1. The problem statement, all variables and given/known data
An electrically neutral conducting sphere of inner radius Ra and outer radius Rb is centered on the origin. Two equal, positive point charges of magnitude Q are located on the x-axis on each side a distance d from the origin. Determine the electrical potential in the regions:
a) 0≤r≤R_a
b) R_a≤r≤R_b
c) R_b≤r≤∞

2. Relevant equations
(1)∮▒〖E∙da〗= Q_enc/ϵ_o
(2)V= -∫▒〖E ∙dl〗

3. The attempt at a solution

I used Gauss' Law in integral form (1) to find the electric field in each of the regions then used equation (2) to find the electric potential. My question lies on the third region in regards to the two point charges and how they come into play.

Thanks

[gabbagabbahey]

I used Gauss' Law in integral form (1) to find the electric field in each of the regions then used equation (2) to find the electric potential.

Oh? How exactly did you do that? Does this problem really possess any of the symmetries that allow you to extract |E| from the flux integral?

Instead, you'll want to either use the method of images (easiest method), or solve Laplace's equation using separation of variables.

[foxhound32]

Well its a sphere, so the only thing not symmetrical would be the two point charges, which is what is really bugging me about this whole thing. About the method of images, wouldn't I be placing a negative point charge opposite the positive one, which in turn is where the other positive point charge lies?

Thanks for your response.

[gabbagabbahey]

Well its a sphere, so the only thing not symmetrical would be the two point charges, which is what is really bugging me about this whole thing.

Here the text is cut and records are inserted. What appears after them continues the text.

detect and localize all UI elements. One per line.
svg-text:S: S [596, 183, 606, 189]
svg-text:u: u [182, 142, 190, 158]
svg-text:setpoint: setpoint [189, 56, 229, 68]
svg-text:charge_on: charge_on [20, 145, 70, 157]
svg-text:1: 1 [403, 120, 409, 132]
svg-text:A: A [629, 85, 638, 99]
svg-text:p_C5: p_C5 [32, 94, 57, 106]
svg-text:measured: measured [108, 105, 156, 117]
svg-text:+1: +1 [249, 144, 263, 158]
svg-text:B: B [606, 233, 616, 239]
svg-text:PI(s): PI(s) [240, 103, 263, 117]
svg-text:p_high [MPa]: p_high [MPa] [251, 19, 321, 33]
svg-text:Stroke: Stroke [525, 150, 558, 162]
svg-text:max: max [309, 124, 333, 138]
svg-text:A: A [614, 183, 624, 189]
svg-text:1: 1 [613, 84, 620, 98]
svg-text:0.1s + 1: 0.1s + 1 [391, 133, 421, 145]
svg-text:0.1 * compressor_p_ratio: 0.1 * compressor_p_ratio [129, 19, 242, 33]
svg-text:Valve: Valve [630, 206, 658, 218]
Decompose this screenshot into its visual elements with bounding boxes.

Keep in mind that the two point charges will induce some charge density (the net charge will still be zero, but negative and positive charges will separate) on the sphere, and that charge density need not be spherically symmetric (in fact, it isn't).

About the method of images, wouldn't I be placing a negative point charge opposite the positive one, which in turn is where the other positive point charge lies?

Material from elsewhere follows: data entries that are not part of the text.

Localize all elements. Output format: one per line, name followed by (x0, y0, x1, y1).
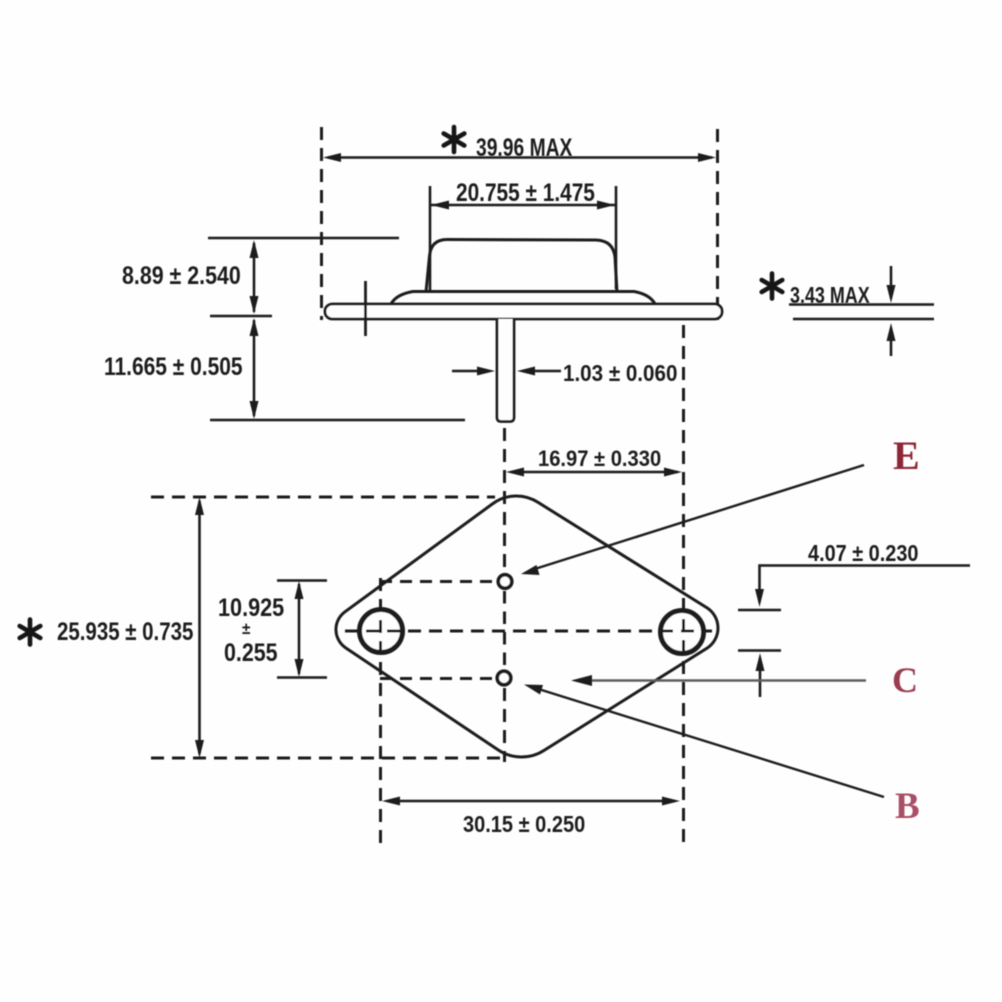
wire: 11.665 bottom reference line (pin bottom level) (210, 419, 465, 422)
transistor Q1 can dome (side view) (426, 240, 617, 293)
wire: 10.925 top reference line (277, 579, 327, 582)
wire: left extension dashed line of 39.96 dimension (320, 127, 323, 320)
wire: 4.07 top reference line with L bend (760, 566, 971, 603)
node: upper pin dashed horizontal (380, 580, 495, 583)
asterisk for 39.96 (444, 127, 465, 152)
wire: 8.89 dimension vertical with arrows (253, 243, 256, 312)
node: lower pin dashed horizontal (380, 677, 494, 680)
wire: 3.43 down arrow (890, 266, 893, 298)
transistor Q1 lead pin (side view) (497, 319, 514, 422)
svg-text:30.15 ± 0.250: 30.15 ± 0.250 (463, 811, 585, 838)
pin hole B (lower) (497, 671, 511, 685)
svg-text:0.255: 0.255 (224, 638, 278, 666)
wire: 8.89 bottom reference line (210, 315, 272, 318)
wire: 3.43 up arrow (890, 328, 893, 356)
wire: 11.665 dimension vertical with arrows (253, 320, 256, 416)
wire: 3.43 MAX flange-thickness reference lines (789, 303, 934, 306)
wire: leader line to emitter pin from E label (530, 465, 864, 571)
svg-text:E: E (893, 433, 920, 478)
wire: 4.07 short tick upper (738, 609, 781, 612)
node: hole center dashed horizontal (345, 630, 712, 633)
wire: 1.03 right arrow pointing at pin (530, 370, 561, 373)
wire: 10.925 dimension vertical (298, 584, 301, 674)
svg-text:±: ± (242, 619, 251, 638)
transistor Q1 flange outline (bottom view diamond) (336, 496, 718, 757)
svg-text:16.97 ± 0.330: 16.97 ± 0.330 (538, 447, 661, 471)
svg-text:11.665 ± 0.505: 11.665 ± 0.505 (104, 352, 243, 380)
svg-text:39.96 MAX: 39.96 MAX (476, 134, 572, 162)
svg-text:B: B (895, 786, 920, 827)
wire: 10.925 bottom reference line (277, 676, 327, 679)
wire: 25.935 dimension vertical (198, 501, 201, 754)
mounting hole left (360, 610, 403, 653)
pin hole E (upper) (498, 575, 512, 589)
svg-text:1.03 ± 0.060: 1.03 ± 0.060 (563, 360, 677, 386)
svg-text:8.89 ± 2.540: 8.89 ± 2.540 (122, 261, 241, 289)
asterisk for 25.935 (20, 620, 41, 645)
node: right hole-center dashed vertical line (682, 325, 685, 845)
wire: 39.96 MAX dimension line (328, 156, 712, 159)
svg-text:20.755 ± 1.475: 20.755 ± 1.475 (456, 178, 595, 206)
node: diamond top tip dashed horizontal (151, 496, 495, 499)
svg-text:25.935 ± 0.735: 25.935 ± 0.735 (57, 617, 194, 645)
svg-text:C: C (892, 660, 918, 700)
wire: 20.755 dimension line with end ticks (430, 204, 616, 207)
asterisk for 3.43 (762, 274, 783, 299)
wire: 4.07 up arrow tail (759, 658, 762, 697)
wire: leader line from C label (case collector) (578, 679, 866, 682)
wire: solid tick crossing flange at left (364, 281, 367, 336)
svg-text:3.43 MAX: 3.43 MAX (790, 283, 870, 309)
node: center dashed line from pin to bottom view (503, 428, 506, 570)
wire: 8.89 top reference line (208, 237, 399, 240)
wire: 4.07 short tick lower (738, 649, 781, 652)
wire: 1.03 left arrow pointing at pin (452, 370, 482, 373)
transistor Q1 mounting flange (side view) (325, 304, 722, 319)
wire: right extension dashed line of 39.96 dimension (716, 129, 719, 320)
wire: leader line to base pin from B label (532, 687, 884, 797)
svg-text:10.925: 10.925 (218, 594, 284, 622)
mounting hole right (661, 611, 704, 654)
transistor Q1 can skirt ledge (391, 292, 655, 305)
node: left hole-center dashed vertical line (379, 578, 382, 845)
wire: 16.97 dimension line (511, 471, 678, 474)
wire: 30.15 dimension line (387, 800, 675, 803)
svg-text:4.07 ± 0.230: 4.07 ± 0.230 (808, 541, 919, 567)
node: diamond bottom tip dashed horizontal (151, 757, 500, 760)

It depends on which region you are trying to calculate the potential in... is d larger or smaller than R_a and R_b?

[foxhound32]

d is smaller than both Ra and Rb.
Thanks for explaining the symmetry.

[gabbagabbahey]

Okay, so when calculating the potential in region (a) you will place two image charges in the region r>Ra....where, and of what magnitude?

[foxhound32]

They would be -Q in magnitude, where is what I'm not understanding. The book would say on the opposing side of the axis, which is where the other positive point charge lies. You said putting them in r > Ra which would be in the conductor. I guess a picture will help this I tried attaching one

[gabbagabbahey]

They would be -Q in magnitude, where is what I'm not understanding. The book would say on the opposing side of the axis, which is where the other positive point charge lies. You said putting them in r > Ra which would be in the conductor. I guess a picture will help this I tried attaching one

No, their magnitude won't be -Q....surely you have an example with a grounded spherical shell and a point charge in your text? Use that.

[foxhound32]

Ok the text has an example but their sphere is solid, and the point charge is outside the sphere. I could utilize Q' which would be equal to the negative ratio of two distances times Q. Q' would have to be in a different region from the one I am calculating V for. I'll give it a go.
Thanks